Idiot has got very excited on his blog, as he has discovered that there has been GDP growth, and hence this makes it all okay for the state to be taking in $30 billion of extra revenue.

I’ll ignore his fairly personal comments about truthfulness and my former occupation (which he has wrong, but hey facts …) and concentrate on the economic issues.

First of all it is totally appropriate to look at the actual amount of crown revenue and expenditure, not just as a percentage of GDP. Just because my business grows by 10%, doesn’t mean we should spend 10% more on hip hop tours, simply because the money is there from taxation.

The tax and spend article refers to the 1990 to 1999 period where it mentions crown revenue also increased by $8 billion. This was against GDP growth of 42% over that period. Labour has $30 billion increase against 62% growth.

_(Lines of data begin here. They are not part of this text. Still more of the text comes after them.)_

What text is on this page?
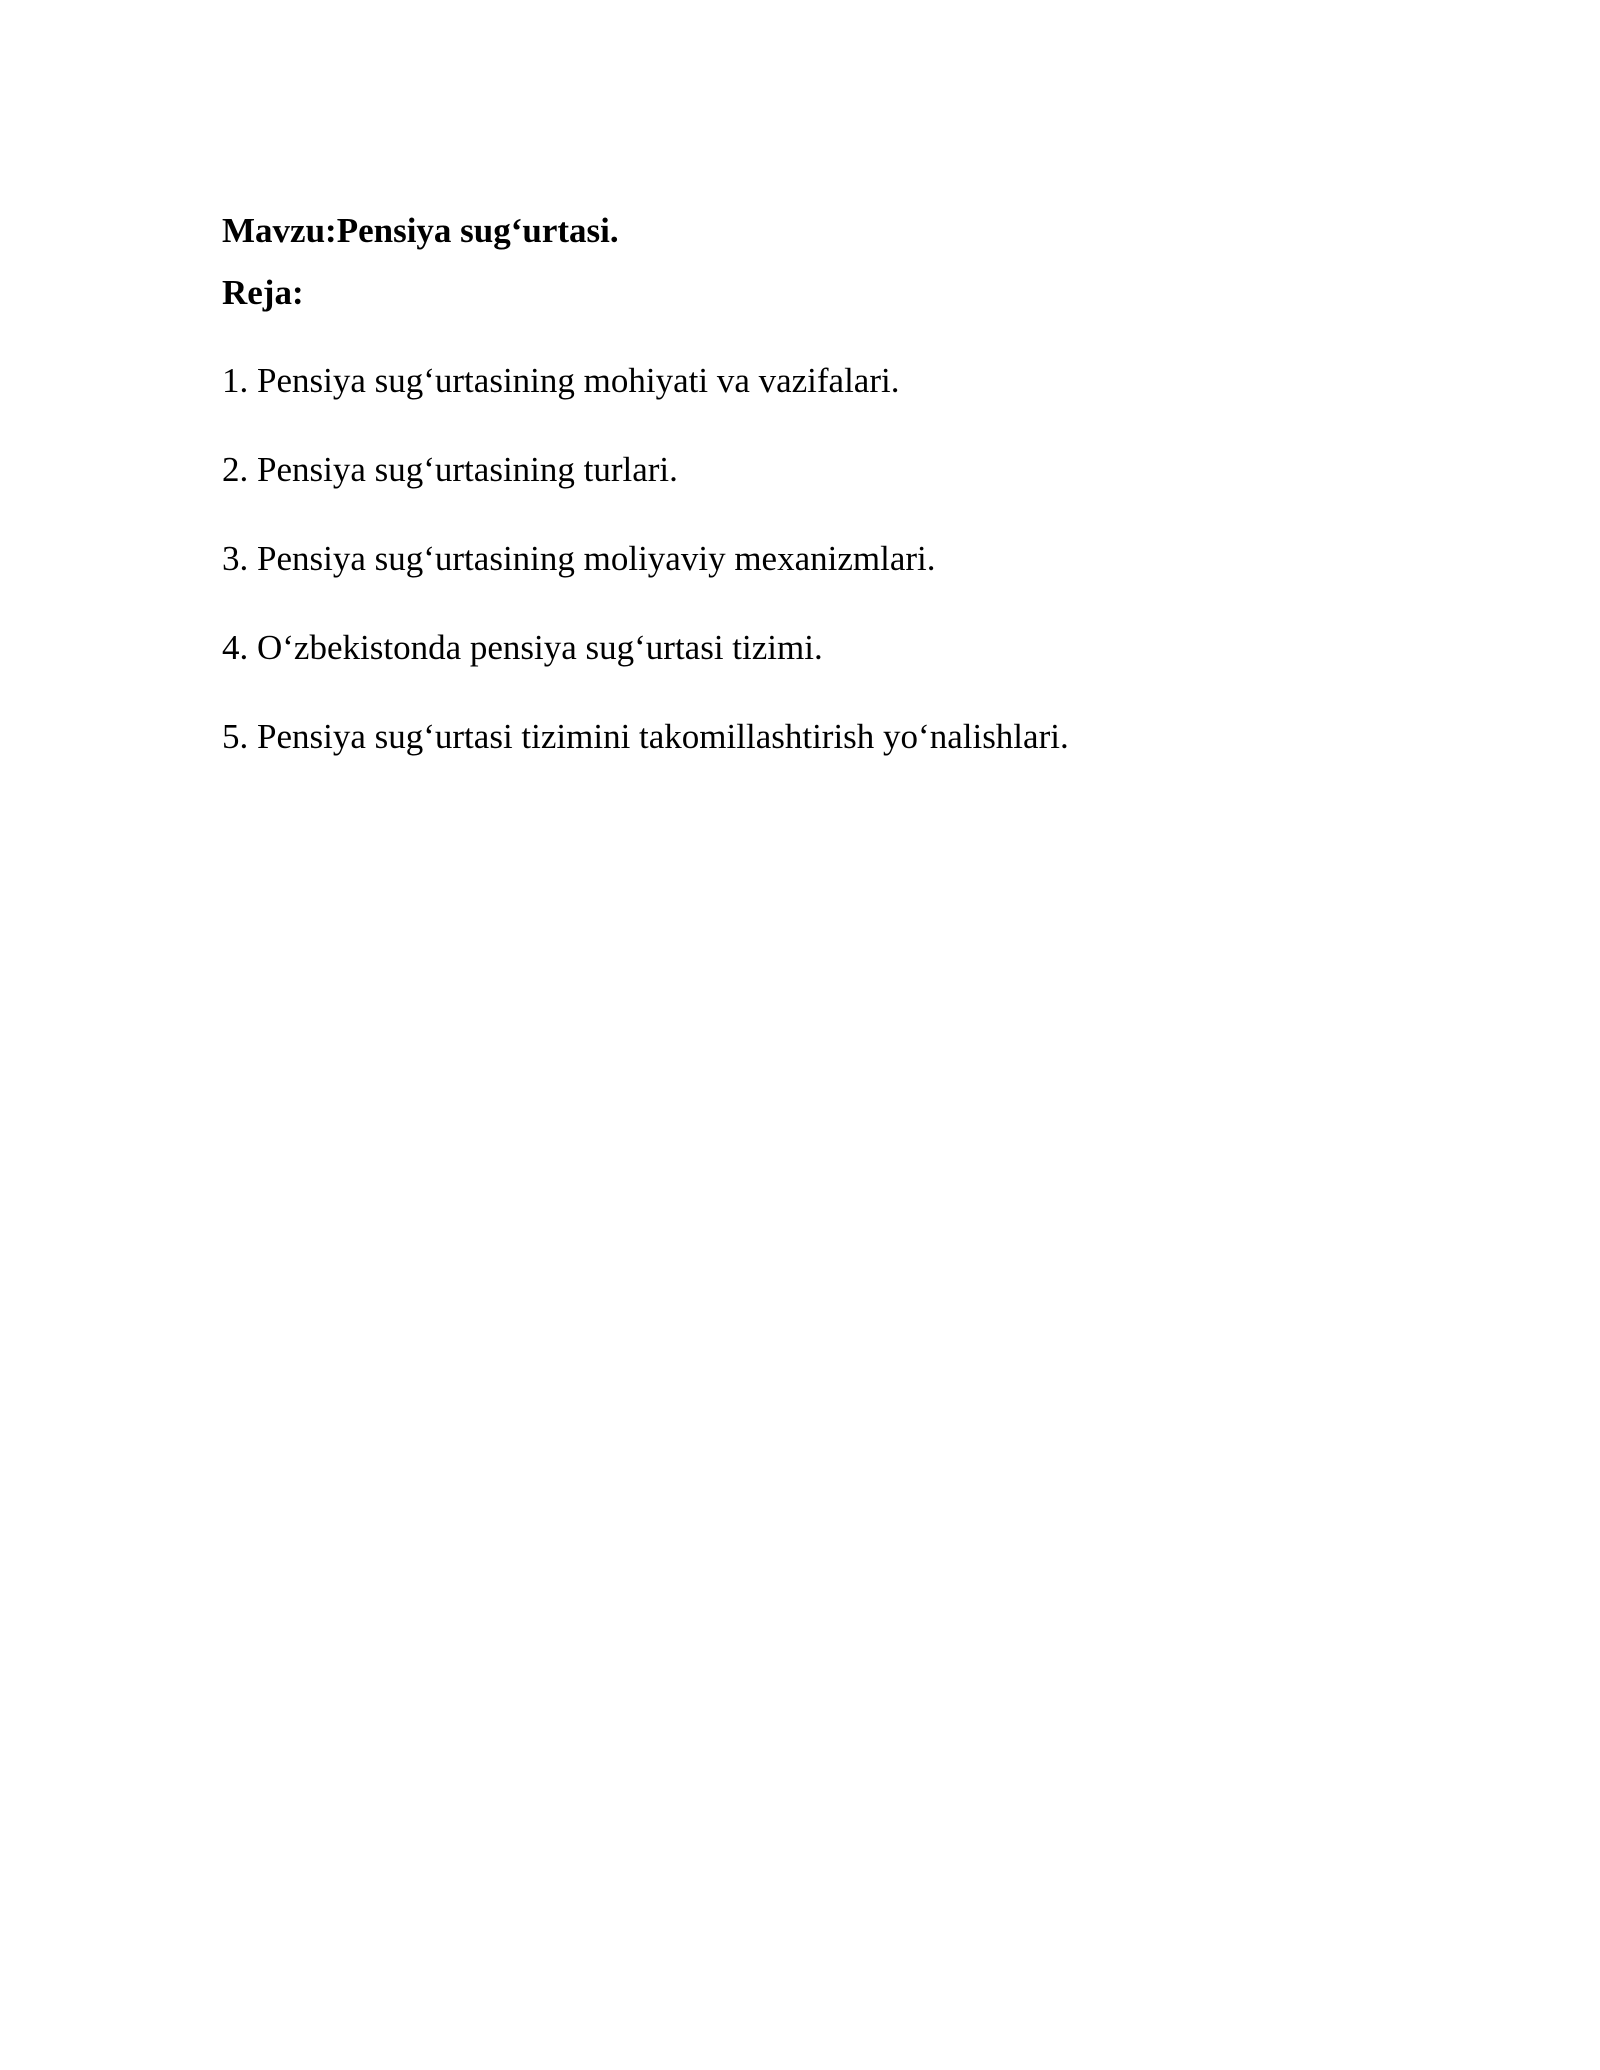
Mavzu:Pensiya sug‘urtasi.

Reja:

1. Pensiya sug‘urtasining mohiyati va vazifalari.
2. Pensiya sug‘urtasining turlari.
3. Pensiya sug‘urtasining moliyaviy mexanizmlari.
4. O‘zbekistonda pensiya sug‘urtasi tizimi.
5. Pensiya sug‘urtasi tizimini takomillashtirish yo‘nalishlari.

Idiot also refers to the accounting changes in 2002. The $30 billion increase takes that into account, as I have backdated revenue from 1999 on the basis of the new policy. The increase would be greater than $35 billion if I had not. Again those pesky facts.

I stated in the article that only $20 billion of the increase was from tax. People may be interested in a further breakdown on this. The amount of income tax paid by individuals is forecast to increase by 70% (more than $10 billion) from 1999 to 2008. Company tax increases by $4 billion which is around 108%.

Every year more and more New Zealanders pay more and more tax. This is a combination of bracket creep and tax and levy increases. And the more money the Government has to spend, the lower the quality of the spending. Just look at the $115 million on community education.